Foreign Key Constraint in SQL
To maintain database integrity, Foreign Key constraints are used. A column in a table which is marked as Foreign Key will always point to the Primary Key column of another table. Lets understand this concept with an example. First, we will create 2 tables tblEmployee and tblGender. Syntax for creating tblEmployee and tblGender is given below. Please check out INSERT INTO statement tutorial for adding records to it.
Create Table tblEmployee ( ID int NOT NULL Primary Key, Name nvarchar(50), Email nvarchar(50), Gender int )
Create Table tblGender ( ID int NOT NULL Primary Key, Gender nvarchar(50) NOT NULL )
Now, we will establish a Foreign Key relationship between these 2 tables. We will mark Gender column as Foreign Key in tblEmployee and it will point to the Primary Key column ID of tblGender. Syntax for adding Foreign Key constraint is given below.

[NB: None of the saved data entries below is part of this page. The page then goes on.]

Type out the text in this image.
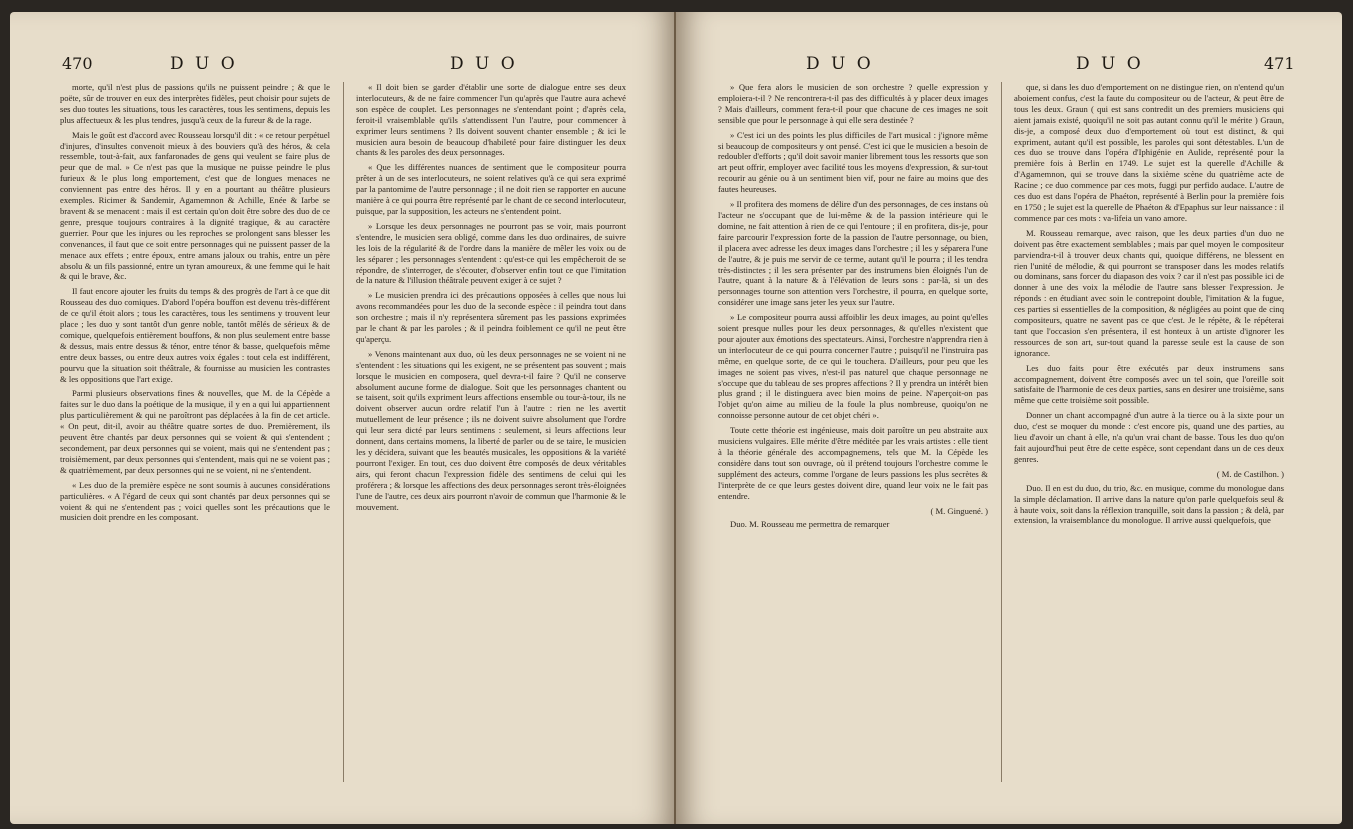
470	D U O	D U O

morte, qu'il n'est plus de passions qu'ils ne puissent peindre ; & que le poëte, sûr de trouver en eux des interprètes fidèles, peut choisir pour sujets de ses duo toutes les situations, tous les caractères, tous les sentimens, depuis les plus affectueux & les plus tendres, jusqu'à ceux de la fureur & de la rage.

Mais le goût est d'accord avec Rousseau lorsqu'il dit : « ce retour perpétuel d'injures, d'insultes convenoit mieux à des bouviers qu'à des héros, & cela ressemble, tout-à-fait, aux fanfaronades de gens qui veulent se faire plus de peur que de mal. » Ce n'est pas que la musique ne puisse peindre le plus furieux & le plus long emportement, c'est que de longues menaces ne conviennent pas entre des héros. Il y en a pourtant au théâtre plusieurs exemples. Ricimer & Sandemir, Agamemnon & Achille, Enée & Iarbe se bravent & se menacent : mais il est certain qu'on doit être sobre des duo de ce genre, presque toujours contraires à la dignité tragique, & au caractère guerrier. Pour que les injures ou les reproches se prolongent sans blesser les convenances, il faut que ce soit entre personnages qui ne puissent passer de la menace aux effets ; entre époux, entre amans jaloux ou trahis, entre un père absolu & un fils passionné, entre un tyran amoureux, & une femme qui le hait & qui le brave, &c.

Il faut encore ajouter les fruits du temps & des progrès de l'art à ce que dit Rousseau des duo comiques. D'abord l'opéra bouffon est devenu très-différent de ce qu'il étoit alors ; tous les caractères, tous les sentimens y trouvent leur place ; les duo y sont tantôt d'un genre noble, tantôt mêlés de sérieux & de comique, quelquefois entièrement bouffons, & non plus seulement entre basse & dessus, mais entre dessus & ténor, entre ténor & basse, quelquefois même entre deux basses, ou entre deux autres voix égales : tout cela est indifférent, pourvu que la situation soit théâtrale, & fournisse au musicien les contrastes & les oppositions que l'art exige.

Parmi plusieurs observations fines & nouvelles, que M. de la Cépède a faites sur le duo dans la poétique de la musique, il y en a qui lui appartiennent plus particulièrement & qui ne paroîtront pas déplacées à la fin de cet article. « On peut, dit-il, avoir au théâtre quatre sortes de duo. Premièrement, ils peuvent être chantés par deux personnes qui se voient & qui s'entendent ; secondement, par deux personnes qui se voient, mais qui ne s'entendent pas ; troisièmement, par deux personnes qui s'entendent, mais qui ne se voient pas ; & quatrièmement, par deux personnes qui ne se voient, ni ne s'entendent.

« Les duo de la première espèce ne sont soumis à aucunes considérations particulières. « A l'égard de ceux qui sont chantés par deux personnes qui se voient & qui ne s'entendent pas ; voici quelles sont les précautions que le musicien doit prendre en les composant.

« Il doit bien se garder d'établir une sorte de dialogue entre ses deux interlocuteurs, & de ne faire commencer l'un qu'après que l'autre aura achevé son espèce de couplet. Les personnages ne s'entendant point ; d'après cela, feroit-il vraisemblable qu'ils s'attendissent l'un l'autre, pour commencer à exprimer leurs sentimens ? Ils doivent souvent chanter ensemble ; & ici le musicien aura besoin de beaucoup d'habileté pour faire distinguer les deux chants & les paroles des deux personnages.

« Que les différentes nuances de sentiment que le compositeur pourra prêter à un de ses interlocuteurs, ne soient relatives qu'à ce qui sera exprimé par la pantomime de l'autre personnage ; il ne doit rien se rapporter en aucune manière à ce qui pourra être représenté par le chant de ce second interlocuteur, puisque, par la supposition, les acteurs ne s'entendent point.

» Lorsque les deux personnages ne pourront pas se voir, mais pourront s'entendre, le musicien sera obligé, comme dans les duo ordinaires, de suivre les lois de la régularité & de l'ordre dans la manière de mêler les voix ou de les séparer ; les personnages s'entendent : qu'est-ce qui les empêcheroit de se répondre, de s'interroger, de s'écouter, d'observer enfin tout ce que l'imitation de la nature & l'illusion théâtrale peuvent exiger à ce sujet ?

» Le musicien prendra ici des précautions opposées à celles que nous lui avons recommandées pour les duo de la seconde espèce : il peindra tout dans son orchestre ; mais il n'y représentera sûrement pas les passions exprimées par le chant & par les paroles ; & il peindra foiblement ce qu'il ne peut être qu'aperçu.

» Venons maintenant aux duo, où les deux personnages ne se voient ni ne s'entendent : les situations qui les exigent, ne se présentent pas souvent ; mais lorsque le musicien en composera, quel devra-t-il faire ? Qu'il ne conserve absolument aucune forme de dialogue. Soit que les personnages chantent ou se taisent, soit qu'ils expriment leurs affections ensemble ou tour-à-tour, ils ne doivent observer aucun ordre relatif l'un à l'autre : rien ne les avertit mutuellement de leur présence ; ils ne doivent suivre absolument que l'ordre qui leur sera dicté par leurs sentimens : seulement, si leurs affections leur donnent, dans certains momens, la liberté de parler ou de se taire, le musicien les y décidera, suivant que les beautés musicales, les oppositions & la variété pourront l'exiger. En tout, ces duo doivent être composés de deux véritables airs, qui feront chacun l'expression fidèle des sentimens de celui qui les proférera ; & lorsque les affections des deux personnages seront très-éloignées l'une de l'autre, ces deux airs pourront n'avoir de commun que l'harmonie & le mouvement.

D U O	D U O	471

» Que fera alors le musicien de son orchestre ? quelle expression y emploiera-t-il ? Ne rencontrera-t-il pas des difficultés à y placer deux images ? Mais d'ailleurs, comment fera-t-il pour que chacune de ces images ne soit sensible que pour le personnage à qui elle sera destinée ?

» C'est ici un des points les plus difficiles de l'art musical : j'ignore même si beaucoup de compositeurs y ont pensé. C'est ici que le musicien a besoin de redoubler d'efforts ; qu'il doit savoir manier librement tous les ressorts que son art peut offrir, employer avec facilité tous les moyens d'expression, & sur-tout recourir au génie ou à un sentiment bien vif, pour ne faire au moins que des fautes heureuses.

» Il profitera des momens de délire d'un des personnages, de ces instans où l'acteur ne s'occupant que de lui-même & de la passion intérieure qui le domine, ne fait attention à rien de ce qui l'entoure ; il en profitera, dis-je, pour faire parcourir l'expression forte de la passion de l'autre personnage, ou bien, il placera avec adresse les deux images dans l'orchestre ; il les y séparera l'une de l'autre, & je puis me servir de ce terme, autant qu'il le pourra ; il les tendra très-distinctes ; il les sera présenter par des instrumens bien éloignés l'un de l'autre, quant à la nature & à l'élévation de leurs sons : par-là, si un des personnages tourne son attention vers l'orchestre, il pourra, en quelque sorte, considérer une image sans jeter les yeux sur l'autre.

» Le compositeur pourra aussi affoiblir les deux images, au point qu'elles soient presque nulles pour les deux personnages, & qu'elles n'existent que pour ajouter aux émotions des spectateurs. Ainsi, l'orchestre n'apprendra rien à un interlocuteur de ce qui pourra concerner l'autre ; puisqu'il ne l'instruira pas même, en quelque sorte, de ce qui le touchera. D'ailleurs, pour peu que les images ne soient pas vives, n'est-il pas naturel que chaque personnage ne s'occupe que du tableau de ses propres affections ? Il y prendra un intérêt bien plus grand ; il le distinguera avec bien moins de peine. N'aperçoit-on pas l'objet qu'on aime au milieu de la foule la plus nombreuse, quoiqu'on ne connoisse personne autour de cet objet chéri ».

Toute cette théorie est ingénieuse, mais doit paroître un peu abstraite aux musiciens vulgaires. Elle mérite d'être méditée par les vrais artistes : elle tient à la théorie générale des accompagnemens, tels que M. la Cépède les considère dans tout son ouvrage, où il prétend toujours l'orchestre comme le supplément des acteurs, comme l'organe de leurs passions les plus secrètes & l'interprète de ce que leurs gestes doivent dire, quand leur voix ne le fait pas entendre.

( M. Ginguené. )

Duo. M. Rousseau me permettra de remarquer

que, si dans les duo d'emportement on ne distingue rien, on n'entend qu'un aboiement confus, c'est la faute du compositeur ou de l'acteur, & peut être de tous les deux. Graun ( qui est sans contredit un des premiers musiciens qui aient jamais existé, quoiqu'il ne soit pas autant connu qu'il le mérite ) Graun, dis-je, a composé deux duo d'emportement où tout est distinct, & qui expriment, autant qu'il est possible, les paroles qui sont détestables. L'un de ces duo se trouve dans l'opéra d'Iphigénie en Aulide, représenté pour la première fois à Berlin en 1749. Le sujet est la querelle d'Achille & d'Agamemnon, qui se trouve dans la sixième scène du quatrième acte de Racine ; ce duo commence par ces mots, fuggi pur perfido audace. L'autre de ces duo est dans l'opéra de Phaéton, représenté à Berlin pour la première fois en 1750 ; le sujet est la querelle de Phaéton & d'Epaphus sur leur naissance : il commence par ces mots : va-lìfeia un vano amore.

M. Rousseau remarque, avec raison, que les deux parties d'un duo ne doivent pas être exactement semblables ; mais par quel moyen le compositeur parviendra-t-il à trouver deux chants qui, quoique différens, ne blessent en rien l'unité de mélodie, & qui pourront se transposer dans les modes relatifs ou dominans, sans forcer du diapason des voix ? car il n'est pas possible ici de donner à une des voix la mélodie de l'autre sans blesser l'expression. Je réponds : en étudiant avec soin le contrepoint double, l'imitation & la fugue, ces parties si essentielles de la composition, & négligées au point que de cinq compositeurs, quatre ne savent pas ce que c'est. Je le répète, & le répéterai tant que l'occasion s'en présentera, il est honteux à un artiste d'ignorer les ressources de son art, sur-tout quand la paresse seule est la cause de son ignorance.

Les duo faits pour être exécutés par deux instrumens sans accompagnement, doivent être composés avec un tel soin, que l'oreille soit satisfaite de l'harmonie de ces deux parties, sans en desirer une troisième, sans même que cette troisième soit possible.

Donner un chant accompagné d'un autre à la tierce ou à la sixte pour un duo, c'est se moquer du monde : c'est encore pis, quand une des parties, au lieu d'avoir un chant à elle, n'a qu'un vrai chant de basse. Tous les duo qu'on fait aujourd'hui peut être de cette espèce, sont cependant dans un de ces deux genres.

( M. de Castilhon. )

Duo. Il en est du duo, du trio, &c. en musique, comme du monologue dans la simple déclamation. Il arrive dans la nature qu'on parle quelquefois seul & à haute voix, soit dans la réflexion tranquille, soit dans la passion ; & delà, par extension, la vraisemblance du monologue. Il arrive aussi quelquefois, que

ALTER TABLE tblEmployee ADD CONSTRAINT tblEmployee_Gender_FK FOREIGN KEY (Gender) REFERENCES tblGender (ID)
After adding Foreign Key constraint, you cannot add any other values in Gender column of tblEmployee which does not exist in Primary Key column ID of tblGender. You can test this by using INSERT INTO statement in tblEmployee and providing any value for last Gender column apart from 1, 2, and 3. In layman’s term, this will prevent us from adding any invalid value or record in Foreign Key column.